Plötzlich fiel Burckhardt etwas ein. »Aber heute ist doch der 15. Juni! Heute kommt die vierteljährliche Steuererklärung. Er muß das Formular unterschreiben.«
Miß Mitkin zuckte mit den Schultern, um anzuzeigen, daß das Burckhardts Problem sei und nicht ihres, und widmete sich wieder ihrer Maniküre.
Beunruhigt ging Burckhardt zu seinem Schreibtisch. Nicht daß er das Formular nicht ebenso gut unterzeichnen könnte wie Barth. Aber das war ganz einfach nicht sein Job. Diese Verantwortung mußte Barth tragen, der Büromanager des Stadtbüros von Contro Chemical.
Er überlegte, ob er Barth in seinem Haus anrufen oder versuchen sollte, ihn in der Fabrik zu erreichen, aber diesen Plan ließ er rasch wieder fallen. Die Leute in der Fabrik waren ihm nicht sonderlich sympathisch, und je weniger Kontakt er mit ihnen hatte, desto besser.

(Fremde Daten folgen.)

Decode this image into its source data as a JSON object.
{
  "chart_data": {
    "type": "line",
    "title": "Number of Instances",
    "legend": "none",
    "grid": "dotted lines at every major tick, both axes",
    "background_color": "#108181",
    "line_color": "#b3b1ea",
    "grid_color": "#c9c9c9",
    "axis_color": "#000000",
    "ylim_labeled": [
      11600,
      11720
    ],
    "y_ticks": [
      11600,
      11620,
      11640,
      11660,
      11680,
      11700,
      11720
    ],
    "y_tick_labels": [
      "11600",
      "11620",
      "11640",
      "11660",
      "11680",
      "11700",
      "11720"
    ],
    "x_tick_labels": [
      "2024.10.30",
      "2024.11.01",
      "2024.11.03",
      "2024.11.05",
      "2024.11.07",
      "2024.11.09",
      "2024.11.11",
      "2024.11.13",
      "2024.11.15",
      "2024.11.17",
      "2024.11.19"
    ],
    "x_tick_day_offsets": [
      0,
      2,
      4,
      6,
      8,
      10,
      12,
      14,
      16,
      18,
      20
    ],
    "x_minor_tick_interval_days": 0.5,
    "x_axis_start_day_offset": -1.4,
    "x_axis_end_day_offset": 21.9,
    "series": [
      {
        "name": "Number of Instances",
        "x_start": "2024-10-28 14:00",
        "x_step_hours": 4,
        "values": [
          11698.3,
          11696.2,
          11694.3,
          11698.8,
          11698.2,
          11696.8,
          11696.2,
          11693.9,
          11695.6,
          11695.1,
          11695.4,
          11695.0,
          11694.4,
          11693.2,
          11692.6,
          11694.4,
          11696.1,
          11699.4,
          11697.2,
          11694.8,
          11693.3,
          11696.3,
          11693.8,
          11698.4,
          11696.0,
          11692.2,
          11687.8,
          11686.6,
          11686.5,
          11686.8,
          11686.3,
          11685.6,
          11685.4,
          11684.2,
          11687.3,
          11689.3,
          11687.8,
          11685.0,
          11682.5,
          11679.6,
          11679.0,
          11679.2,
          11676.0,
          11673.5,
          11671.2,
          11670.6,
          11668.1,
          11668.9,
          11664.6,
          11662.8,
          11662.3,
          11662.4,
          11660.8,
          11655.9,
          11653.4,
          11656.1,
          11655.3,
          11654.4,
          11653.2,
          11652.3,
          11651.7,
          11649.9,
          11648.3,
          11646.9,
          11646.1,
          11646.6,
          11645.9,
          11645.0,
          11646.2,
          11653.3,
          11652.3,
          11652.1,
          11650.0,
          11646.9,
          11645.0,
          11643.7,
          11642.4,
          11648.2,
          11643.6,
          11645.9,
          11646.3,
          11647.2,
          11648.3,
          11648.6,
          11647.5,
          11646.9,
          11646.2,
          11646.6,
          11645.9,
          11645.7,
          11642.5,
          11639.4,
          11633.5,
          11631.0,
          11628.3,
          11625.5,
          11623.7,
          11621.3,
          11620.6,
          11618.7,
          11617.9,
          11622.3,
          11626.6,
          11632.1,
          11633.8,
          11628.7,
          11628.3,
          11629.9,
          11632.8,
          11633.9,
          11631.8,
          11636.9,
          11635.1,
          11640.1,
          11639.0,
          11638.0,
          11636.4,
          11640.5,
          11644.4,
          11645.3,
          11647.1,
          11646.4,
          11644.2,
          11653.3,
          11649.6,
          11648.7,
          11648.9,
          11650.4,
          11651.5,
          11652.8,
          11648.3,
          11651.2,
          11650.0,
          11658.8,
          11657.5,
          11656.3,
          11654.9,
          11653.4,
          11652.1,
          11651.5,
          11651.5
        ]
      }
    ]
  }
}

Er war einmal mit Barth in der Fabrik gewesen - ein verwirrendes und in gewisser Weise auch beängstigendes Erlebnis. Abgesehen von ein paar leitenden Angestellten und Ingenieuren gab es dort keine Menschenseele - zumindest keine lebende Menschenseele, korrigierte sich Burckhardt, als er sich an Barths Erläuterungen erinnerte - nur die Maschinen.
Barth hatte ihm erklärt, daß jede Maschine von einem Computer kontrolliert wurde, der in seinem elektronischen Kauderwelsch den Gedächtnisinhalt und den Verstand eines menschlichen Wesens reproduzierte. Das war ein unangenehmer Gedanke. Barth hatte lachend versichert, es hätte überhaupt nichts mit Frankenstein zu tun, wenn man die Friedhöfe plünderte und menschliche Gehirne in Maschinen verpflanzte. Man würde nur menschliche Denkprozesse von Gehirnzellen in Vakuumröhrenzellen transferieren. Dem betreffenden Menschen tat das nicht mehr weh, und es würde die Maschine keineswegs in ein Monstrum verwandeln.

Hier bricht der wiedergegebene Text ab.